Cumartesi, Haziran 29, 2024
Abone Formu
Home » İlk Osmanlı Robotu “Alâmet”

İlk Osmanlı Robotu “Alâmet”

İlk Osmanlı Robotu "Alâmet"

by Serhat AGAYA
0 comment 102 gör

Alamet, 1889 yılında Osmanlı İmparatorluğu tarafından yapılmış bir robottur. Sultan II. Abdülhamid döneminde Osmanlı Sarayı’ndan Japonya İmparatoru’na hediye edilmiştir. Alamet’in tasarımı insan formuna benzemekte olup, robot neredeyse insan boyutundadır. İlk Osmanlı Robotu “Alâmet” makalemiz başlıyor…

Ezan sesini (İslami ezan) söyleyebilen bir ses oynatıcısına sahiptir. Alamet, saat yönünde bir dizi belirli eylemi gerçekleştirebilir: yarım metre yürümek, silahını hazırlamak, rükû etmek, ayağa kalkmak, uzanmak ve başladığı yere dönmek.

Tasarım ve İşlevsellik

Alamet’in tasarımı ve işlevselliği, dönemin Osmanlı mühendislik dehasını gözler önüne serer. Sultan II. Abdülhamid, dünyada ezan okuyan ilk saati yaptırmak amacıyla bu projeyi başlattı. Sultan, bu olağanüstü hediyeyi Japonya’ya göndererek Osmanlı İmparatorluğu’nun teknolojik ilerlemesini ve dostluğunu göstermek istedi.

İlk Robot “Alamet”

1889 yılında, Sultan Abdülhamid Han, ünlü saat ustası Musa Dede‘yi çağırdı. Sultan, Musa Dede’ye “mükemmel bir ekip toplayıp benzersiz bir teknolojik saat yapmasını” emretti. Musa Dede, yedi kişilik bir ekip kurarak çalışmalara başladı. Derviş Dede, bu ekibin en önemli üyelerinden biriydi ve projeye önemli katkılarda bulundu.

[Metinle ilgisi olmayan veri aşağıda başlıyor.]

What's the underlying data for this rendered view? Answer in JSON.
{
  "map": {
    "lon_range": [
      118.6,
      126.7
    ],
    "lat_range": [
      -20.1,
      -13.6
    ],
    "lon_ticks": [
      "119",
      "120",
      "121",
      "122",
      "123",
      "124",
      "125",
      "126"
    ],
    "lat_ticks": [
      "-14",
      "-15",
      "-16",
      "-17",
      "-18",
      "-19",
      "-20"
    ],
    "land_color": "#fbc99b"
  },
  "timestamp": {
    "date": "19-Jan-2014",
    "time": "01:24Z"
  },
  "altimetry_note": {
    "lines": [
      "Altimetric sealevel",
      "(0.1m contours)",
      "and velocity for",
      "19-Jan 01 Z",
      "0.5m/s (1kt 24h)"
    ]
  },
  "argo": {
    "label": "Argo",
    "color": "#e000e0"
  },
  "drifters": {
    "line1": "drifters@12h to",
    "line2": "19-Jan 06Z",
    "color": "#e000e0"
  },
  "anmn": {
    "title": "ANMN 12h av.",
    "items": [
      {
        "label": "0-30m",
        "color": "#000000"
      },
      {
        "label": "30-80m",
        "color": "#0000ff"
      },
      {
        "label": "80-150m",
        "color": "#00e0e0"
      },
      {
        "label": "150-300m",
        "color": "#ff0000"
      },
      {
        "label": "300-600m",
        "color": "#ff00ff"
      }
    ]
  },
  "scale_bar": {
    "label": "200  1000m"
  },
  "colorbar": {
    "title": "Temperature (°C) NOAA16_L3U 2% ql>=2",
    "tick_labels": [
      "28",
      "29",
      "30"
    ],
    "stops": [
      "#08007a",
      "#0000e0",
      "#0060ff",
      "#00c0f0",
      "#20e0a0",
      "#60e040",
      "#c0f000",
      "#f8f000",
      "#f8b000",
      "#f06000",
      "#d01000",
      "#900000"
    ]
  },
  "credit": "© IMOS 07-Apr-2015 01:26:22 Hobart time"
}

Derviş Dede, saatin her saat başı kollarını açarak ezan okuyan bir semazen şeklinde olması fikrini ortaya attı. Bu öneri, Sultan Abdülhamid Han tarafından büyük bir ilgiyle karşılandı. Sultan, saatin ezan okuması gerektiğini vurgulayarak projeye son şeklini verdi.

Musa Dede ve ekibi, Sultan’ın talimatlarını yerine getirerek, insan boyutunda ve semazen formunda bir robot tasarladı. Robot, her saat başı dönen kollarıyla birlikte ezan okuyabilen bir ses mekanizmasına sahipti. Bu özellik, Alamet’i dünyanın ilk ezan okuyan saati yaparak benzersiz kıldı.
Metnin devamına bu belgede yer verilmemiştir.